Несмотря на эти недостатки, книга А. Махмудова дополняет наше представление о поэзии Джалиля рядом существенных моментов. Автор привлекает для анализа обширное литературно-критическое наследие Джалиля, которое до сих пор оставалось по существу вне поля зрения исследователей. Это позволяет ему рассмотреть эстетический идеал Джалиля, так сказать, в двух ипостасях – в его теоретическом выражении и практическом воплощении. А. Махмудов анализирует эстетические взгляд поэта в их развитии и становлении, не скрывает ошибок и заблуждений поэта, прослеживает традиции боевой, наступательной лирики Джалиля в современной татарской поэзии. В частности, он видит продолжение эстетических позиций поэта-патриота в таких разных, но тем не менее близких по своему идейному пафосу произведениях, как «Последнее испытание» И. Юзеева, «Жду тебя» и «Рыжий Конрад» М. Шабаева, «Мулланур» Р. Хариса, «Борцы» Р. Файзуллина, «Зеница ока» Р. Мингалимова, «Летопись поколений» Г. Рахима и др. Особый интерес представляет глава «Национальное и интернациональное в эстетическом идеале М. Джалиля», написанная на высоком методологическом уровне.

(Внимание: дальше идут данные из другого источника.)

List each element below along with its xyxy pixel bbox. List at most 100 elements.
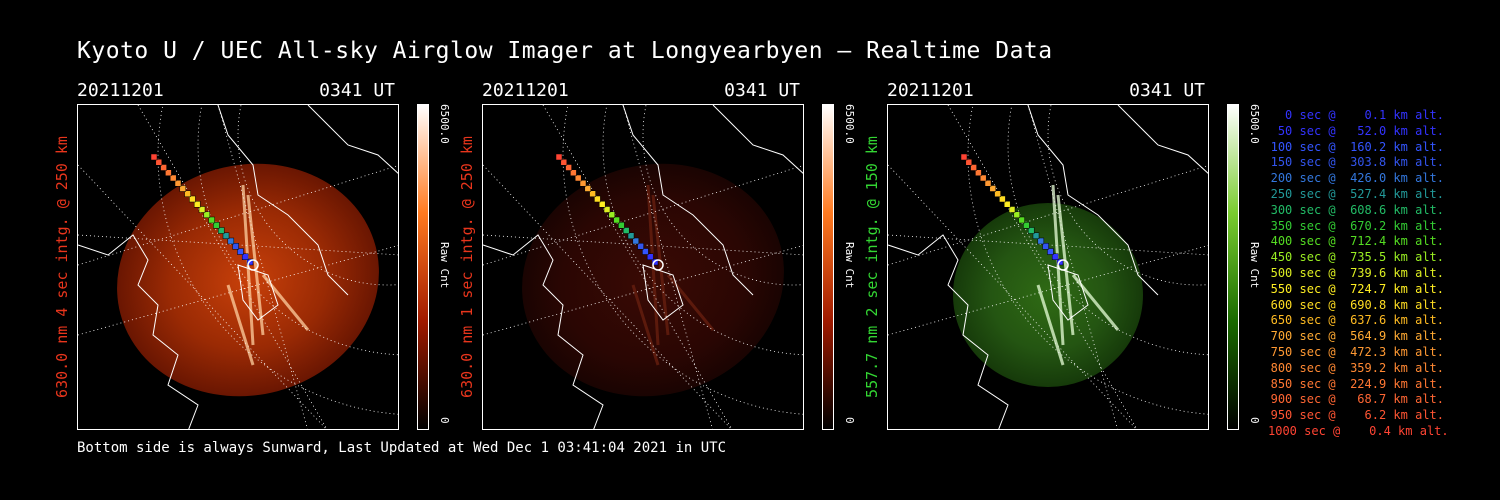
allsky-image: [482, 104, 804, 430]
legend-item: 0 sec @ 0.1 km alt.: [1285, 108, 1444, 122]
trajectory-marker: [975, 169, 982, 176]
trajectory-marker: [184, 190, 191, 197]
colorbar-unit: Raw Cnt: [438, 242, 451, 289]
coastline: [78, 105, 398, 429]
aurora-streak: [226, 284, 255, 366]
trajectory-marker: [613, 216, 620, 224]
trajectory-marker: [241, 253, 249, 260]
trajectory-marker: [1047, 248, 1054, 255]
trajectory-marker: [222, 232, 230, 239]
allsky-image: [77, 104, 399, 430]
colorbar: [417, 104, 429, 430]
longitude-line: [1027, 105, 1118, 429]
legend-item: 750 sec @ 472.3 km alt.: [1270, 344, 1444, 359]
latitude-circle: [157, 105, 398, 415]
trajectory-marker: [646, 253, 654, 260]
footer-note: Bottom side is always Sunward, Last Upda…: [77, 440, 727, 456]
wavelength-label: 557.7 nm 2 sec intg. @ 150 km: [863, 136, 881, 398]
trajectory-marker: [574, 174, 582, 182]
legend-item: 650 sec @ 637.6 km alt.: [1270, 313, 1444, 328]
longitude-line: [542, 105, 733, 429]
longitude-line: [137, 105, 328, 429]
aurora-streak: [631, 284, 660, 366]
trajectory-marker: [155, 159, 163, 166]
coastline: [888, 105, 1208, 429]
panel-date: 20211201: [887, 80, 974, 101]
trajectory-marker: [1027, 227, 1035, 234]
trajectory-marker: [555, 153, 563, 161]
trajectory-marker: [213, 222, 220, 229]
longitude-line: [78, 234, 398, 256]
legend-item: 950 sec @ 6.2 km alt.: [1270, 408, 1444, 423]
colorbar-unit: Raw Cnt: [1248, 242, 1261, 289]
trajectory-marker: [999, 195, 1006, 203]
trajectory-marker: [179, 185, 187, 192]
trajectory-marker: [150, 153, 158, 161]
legend-item: 900 sec @ 68.7 km alt.: [1270, 392, 1444, 407]
aurora-streak: [1071, 274, 1120, 331]
latitude-circle: [562, 105, 803, 415]
longitude-line: [888, 165, 1208, 266]
legend-item: 200 sec @ 426.0 km alt.: [1270, 171, 1444, 186]
trajectory-marker: [193, 201, 201, 208]
colorbar: [822, 104, 834, 430]
colorbar-max: 6500.0: [1248, 104, 1261, 144]
wavelength-label: 630.0 nm 4 sec intg. @ 250 km: [53, 136, 71, 398]
legend-item: 400 sec @ 712.4 km alt.: [1270, 234, 1444, 249]
legend-item: 600 sec @ 690.8 km alt.: [1270, 297, 1444, 312]
legend-item: 300 sec @ 608.6 km alt.: [1270, 202, 1444, 217]
longitude-line: [483, 164, 732, 429]
trajectory-marker: [1037, 237, 1045, 245]
longitude-line: [888, 234, 1208, 256]
trajectory-marker: [594, 195, 601, 203]
longitude-line: [483, 165, 803, 266]
trajectory-marker: [169, 174, 177, 182]
trajectory-marker: [637, 243, 644, 250]
longitude-line: [78, 164, 327, 429]
page-title: Kyoto U / UEC All-sky Airglow Imager at …: [77, 38, 1053, 64]
aurora-streak: [1056, 194, 1075, 336]
trajectory-marker: [618, 222, 625, 229]
legend-item: 500 sec @ 739.6 km alt.: [1270, 265, 1444, 280]
colorbar-max: 6500.0: [438, 104, 451, 144]
trajectory-marker: [174, 180, 182, 187]
panel-date: 20211201: [482, 80, 569, 101]
legend-item: 150 sec @ 303.8 km alt.: [1270, 155, 1444, 170]
trajectory-marker: [198, 206, 206, 213]
colorbar-zero: 0: [1248, 417, 1261, 424]
aurora-streak: [246, 194, 265, 336]
trajectory-marker: [1051, 253, 1059, 260]
trajectory-marker: [237, 248, 244, 255]
trajectory-marker: [1042, 243, 1049, 250]
trajectory-marker: [627, 232, 635, 239]
colorbar-zero: 0: [438, 417, 451, 424]
trajectory-marker: [246, 258, 254, 266]
trajectory-marker: [651, 258, 659, 266]
trajectory-marker: [1056, 258, 1064, 266]
legend-item: 100 sec @ 160.2 km alt.: [1270, 139, 1444, 154]
sky-disk: [522, 163, 784, 397]
legend-item: 50 sec @ 52.0 km alt.: [1277, 123, 1444, 138]
trajectory-marker: [960, 153, 968, 161]
trajectory-marker: [227, 237, 235, 245]
colorbar-zero: 0: [843, 417, 856, 424]
coastline: [483, 105, 803, 429]
trajectory-marker: [1013, 211, 1021, 218]
station-marker: [247, 259, 259, 271]
legend-item: 250 sec @ 527.4 km alt.: [1270, 186, 1444, 201]
panel-3: 20211201 0341 UT 557.7 nm 2 sec intg. @ …: [863, 80, 1287, 430]
latitude-circle: [967, 105, 1208, 415]
trajectory-marker: [217, 227, 225, 234]
trajectory-marker: [565, 164, 572, 171]
longitude-line: [78, 165, 398, 266]
aurora-streak: [1036, 284, 1065, 366]
trajectory-marker: [584, 185, 592, 192]
trajectory-marker: [1003, 201, 1011, 208]
allsky-image: [887, 104, 1209, 430]
trajectory-marker: [603, 206, 611, 213]
legend-item: 1000 sec @ 0.4 km alt.: [1268, 423, 1449, 438]
trajectory-marker: [189, 195, 196, 203]
legend-item: 450 sec @ 735.5 km alt.: [1270, 250, 1444, 265]
legend-item: 850 sec @ 224.9 km alt.: [1270, 376, 1444, 391]
trajectory-marker: [965, 159, 973, 166]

Книга М. Маннуровой «Перекличка поколений» служит как бы логическим продолжением этой главы из книги А. Махмудова. Если Л. Махмудов рассматривает интернационализм поэзии Джалиля в теоретическом плане, то М. Маннурова анализирует мотивы и образы Моабитского цикла на фоне широкой панорамы поэзии антифашистского Сопротивления в Германии, Франции, Польше, Болгарии, Чехословакии, Венгрии. Это позволяет более четко выявить как общность многих идейно-содержательных моментов поэзии татарского поэта-героя с творчеством других поэтов-антифашистов, так и свое, неповторимое, присущее только Мусе Джалилю. (Не зря же говорят: оценить – значит сравнить.)

Правда, временами М. Маннурова злоупотребляет информацией, почерпнутой из других опубликованных источников, порою ограничивается самыми общими, поверхностными аналогиями.

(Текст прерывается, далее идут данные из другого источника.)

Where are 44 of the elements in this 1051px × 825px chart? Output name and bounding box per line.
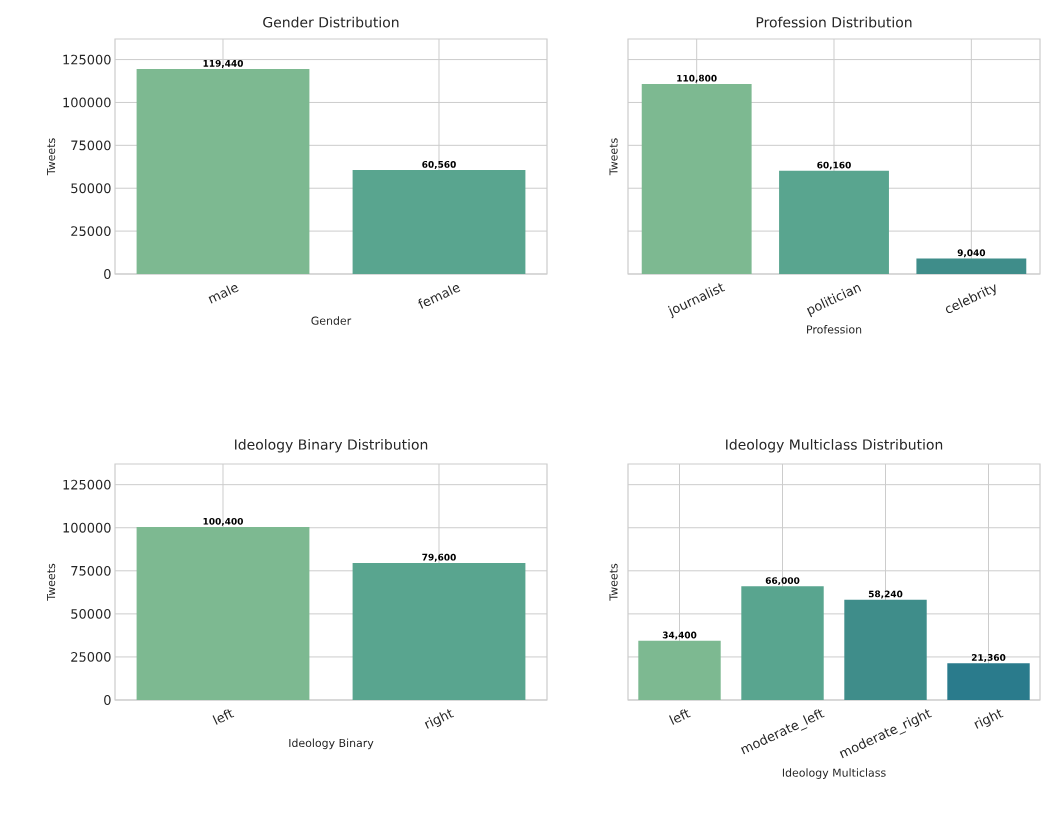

Но тем не менее анализ поэзии Джалиля в одном ряду с антифашистским: по духу творчеством испанца Федерико Гарсиа Лорки, француза Робера Десноса, литовца Витаутаса Монтвилы, норвежца Нурдаля Грига, чеха Юлиуса Фучика, болгарина Николы Вапцарова и других помогает выявить новые, ранее ускользавшие из поля зрения исследователей грани таланта татарского поэта. Следует заметить к тому же, что такого рода попытка широкого сопоставительного анализа предпринимается впервые, а первым всегда труднее. Многие недостатки работы М. Маннуровой объясняются именно этим.

М. Маннурова прибегает к очерково-публицистическим приемам, широко опирается на свои личные впечатления, полученные во время поездок по социалистическим странам и встреч с героями-антифашистами, делится с читателями своими раздумьями, наблюдениями, воспоминаниями. Все это придает ее книге живость и доходчивость изложения.

Итак, три книги, три авторских подхода, три аспекта анализа…

Все три автора сходятся в общей высокой оценке поэзии Мусы Джалиля и определении основных черт его творческого облика. Эти книга не повторяют, а дополняют друг друга.

Но есть между ними, естественно, и отдельные расхождения по тем или иным вопросам, иногда – скрытая или явная полемика. Это вполне понятно и закономерно, поскольку «джалилеведение» – молодая, бурно развивающаяся область знаний, находящаяся в движении развитии, что невозможно без борьбы противоречивых мнений и тенденций.

Так, установилось две точки зрения на довоенное творчество Мусы Джалиля. Сторонники первой (Г. Кашшаф в своих известных монографических трудах, Н. Юзеев в исследовании о поэмах Мусы Джалиля и др.), на мой взгляд, несколько преувеличивают значение довоенного периода творчества Джалиля в татарской и всей советской поэзии, порою не видят, или закрывают глаза на присущие ему в этот период слабости и недостатки. Сторонники другой точки зрения (Р. Бикмухаметов, В. Воздвиженский и др.) дают, как мне кажется, более трезвую и объективную оценку довоенных поэм и стихотворений Джалиля, вернее и глубже прослеживают этапы творческого возмужания поэта.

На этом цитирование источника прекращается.